THE SNIP: A petition to waive IP rights related to COVID-19 under international treaties is pending before the WTO, and this has prompted an intense policy debate over the key role of patents in promoting and distributing vaccines and other medical innovations.

 

Learn More:

 
  • READ: “Maintaining Intellectual Property Amid Covid-19,” Michelle McMurry-Heath.
  • READ: “No Evidence that Patents Slow Access to Vaccines,” Andrei Iancu, STAT.
  • READ: “Waiving Vaccine Patents Would Imperil Public Health,” Adam Mossoff, The Virginian-Pilot.
  • READ: “COVID Vaccine Shakedown at the WTO,” James Pooley, Wall Street Journal.
  • READ: “Ambassador Katherine Tai’s Remarks at a WTO Virtual Conference on COVID-19 Vaccine Equity,” Office of the U.S. Trade Representative.
 

STANDARDS & PATENTS

 

The IEEE Reviews Several Patent Policy Provisions

 

In March 2021, the Institute of Electrical and Electronics Engineers (IEEE) indicated that it will review several provisions from the patent policy it adopted in 2015. The review will focus on two particularly divisive provisions: (1) the right of an owner of a standard-essential patent (SEP) to seek a “prohibitive order,” such as an injunction against infringers, and (2) the provision that recommends that reasonable licensing rates for SEPs are determined based on the smallest marketable component of a product utilizing the patent rather than the price of the entire product. This review was prompted by a September 2020 notice from the DOJ’s Antitrust Division, which updated the business review letter (BRL) issued to the IEEE in 2015. At a three-day meeting in December, the IEEE Board of Governors instructed the IEEE Standards Association to review the two provisions and determine whether “removal or revision” is necessary. It remains to be seen whether the IEEE will revise the two provisions, considering that in April 2021, the Antitrust Division restored the 2015 BRL and said it would treat the 2020 supplemental letter as “advocacy.”

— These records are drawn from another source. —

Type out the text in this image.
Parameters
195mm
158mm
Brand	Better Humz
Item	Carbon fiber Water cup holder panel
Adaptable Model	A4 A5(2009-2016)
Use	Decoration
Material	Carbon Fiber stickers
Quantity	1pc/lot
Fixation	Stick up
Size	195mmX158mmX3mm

THE SNIP: The IEEE is reviewing its controversial 2015 patent policy provisions that limit the availability of injunctions and recommend a methodology for determining royalties for SEPs.

 

Learn More:

 
  • READ: “IEEE Opens Review of Controversial Patent Policy,” Richard Lloyd, IAM Media.
  • READ: “Study Finds IEEE’s 2015 Patent Policy Sowing Uncertainty and Slowing Innovation,” Kevin Madigan & Adam Mossoff, 4iP Council.
  • READ: DOJ Antitrust Division Supplemental and Update Letter to the 2015 Business Review Letter of the IEEE-SA Patent Policy (Sep. 10, 2020).
  • READ: “US DOJ Restores Obama-era Business Review Letter to IEEE on Patent Licensing, Rejects Delrahim Supplement,” Khushita Vasant.